Death and the Mid-Life Crisis

Elliott Jaques

In the course of the development of the individual there are critical phases which have the character of change points, or periods of rapid transition. Less familiar perhaps, though nonetheless real, are the crises which occur around the age of 35—which I shall term the mid-life crisis—and at full maturity around the age of 65. It is the mid-life crisis with which I shall deal in this paper.
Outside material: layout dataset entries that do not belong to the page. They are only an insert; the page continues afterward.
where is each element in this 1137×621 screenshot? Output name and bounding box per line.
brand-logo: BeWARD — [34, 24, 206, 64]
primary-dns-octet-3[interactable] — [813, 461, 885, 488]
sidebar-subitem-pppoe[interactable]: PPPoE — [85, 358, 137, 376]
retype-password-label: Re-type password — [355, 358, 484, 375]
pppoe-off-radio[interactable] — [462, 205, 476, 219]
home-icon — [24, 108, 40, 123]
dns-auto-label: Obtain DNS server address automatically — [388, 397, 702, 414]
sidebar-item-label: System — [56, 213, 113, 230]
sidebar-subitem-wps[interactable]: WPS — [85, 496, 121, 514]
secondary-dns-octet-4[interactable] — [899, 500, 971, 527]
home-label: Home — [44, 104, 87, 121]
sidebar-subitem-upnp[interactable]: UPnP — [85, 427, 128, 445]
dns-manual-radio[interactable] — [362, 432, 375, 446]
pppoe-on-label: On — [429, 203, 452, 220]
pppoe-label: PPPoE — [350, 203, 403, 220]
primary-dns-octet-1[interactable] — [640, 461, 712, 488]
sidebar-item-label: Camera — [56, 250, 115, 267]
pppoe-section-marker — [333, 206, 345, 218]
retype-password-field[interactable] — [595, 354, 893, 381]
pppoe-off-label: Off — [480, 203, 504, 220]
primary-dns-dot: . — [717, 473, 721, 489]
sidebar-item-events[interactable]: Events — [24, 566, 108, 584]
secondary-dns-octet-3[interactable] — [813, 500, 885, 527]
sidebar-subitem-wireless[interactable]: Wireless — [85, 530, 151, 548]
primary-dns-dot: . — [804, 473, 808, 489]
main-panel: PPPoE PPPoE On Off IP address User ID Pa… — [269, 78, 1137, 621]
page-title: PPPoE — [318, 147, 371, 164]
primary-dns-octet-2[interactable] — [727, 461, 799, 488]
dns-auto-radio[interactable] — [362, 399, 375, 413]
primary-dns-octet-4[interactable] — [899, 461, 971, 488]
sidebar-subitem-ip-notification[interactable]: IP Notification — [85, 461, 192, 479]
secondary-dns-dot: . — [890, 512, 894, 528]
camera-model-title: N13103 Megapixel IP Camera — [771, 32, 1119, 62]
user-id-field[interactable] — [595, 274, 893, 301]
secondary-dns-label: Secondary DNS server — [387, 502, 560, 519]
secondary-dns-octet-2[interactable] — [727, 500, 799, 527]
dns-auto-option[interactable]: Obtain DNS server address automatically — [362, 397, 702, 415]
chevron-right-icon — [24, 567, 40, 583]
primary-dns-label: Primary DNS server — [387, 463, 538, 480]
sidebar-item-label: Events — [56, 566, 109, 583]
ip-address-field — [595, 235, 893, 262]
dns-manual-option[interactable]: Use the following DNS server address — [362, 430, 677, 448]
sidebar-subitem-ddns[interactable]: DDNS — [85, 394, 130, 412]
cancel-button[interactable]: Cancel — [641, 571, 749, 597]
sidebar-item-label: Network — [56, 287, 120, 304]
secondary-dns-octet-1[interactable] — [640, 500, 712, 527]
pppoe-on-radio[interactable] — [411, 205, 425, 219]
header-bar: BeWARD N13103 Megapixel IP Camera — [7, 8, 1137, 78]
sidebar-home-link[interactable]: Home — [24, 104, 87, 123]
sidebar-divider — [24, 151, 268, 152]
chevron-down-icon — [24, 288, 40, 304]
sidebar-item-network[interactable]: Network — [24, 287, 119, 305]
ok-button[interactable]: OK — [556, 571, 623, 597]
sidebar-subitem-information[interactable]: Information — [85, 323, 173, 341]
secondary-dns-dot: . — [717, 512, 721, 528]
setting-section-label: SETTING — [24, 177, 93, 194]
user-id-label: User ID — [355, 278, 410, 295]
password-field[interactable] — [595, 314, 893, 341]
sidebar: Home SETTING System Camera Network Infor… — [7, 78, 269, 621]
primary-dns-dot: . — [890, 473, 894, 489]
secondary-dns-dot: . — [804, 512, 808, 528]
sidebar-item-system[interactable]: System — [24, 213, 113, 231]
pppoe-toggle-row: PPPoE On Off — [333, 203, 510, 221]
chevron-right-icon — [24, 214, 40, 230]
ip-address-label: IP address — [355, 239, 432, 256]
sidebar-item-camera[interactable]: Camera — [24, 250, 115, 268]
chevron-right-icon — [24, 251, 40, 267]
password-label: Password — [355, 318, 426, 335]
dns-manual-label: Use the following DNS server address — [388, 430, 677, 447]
When I say that the mid-life crisis occurs around the age of 35, I mean that it takes place in the middle-thirties, that the process of transition runs on for some years, and that the exact period will vary among individuals. The transition is often obscured in women by the proximity of the onset of changes connected with the menopause. In the case of men, the change has from time to time been referred to as the male climacteric, because of the reduction in the intensity of sexual behaviour which often occurs at that time.

Crisis in Genius

I first became aware of this period as a critical stage in development when I noticed a marked tendency towards crisis in the creative work of great men in their middle and late thirties. It is clearly expressed by Richard Church in his autobiography The Voyage Home:

There seems to be a biological reason for men and women, when they reach the middle thirties, finding themselves beset with misgivings, agonizing inquiries, and a loss of zest. Is it that state which the medieval schoolmen called accidie, the cardinal sin of spiritual sloth?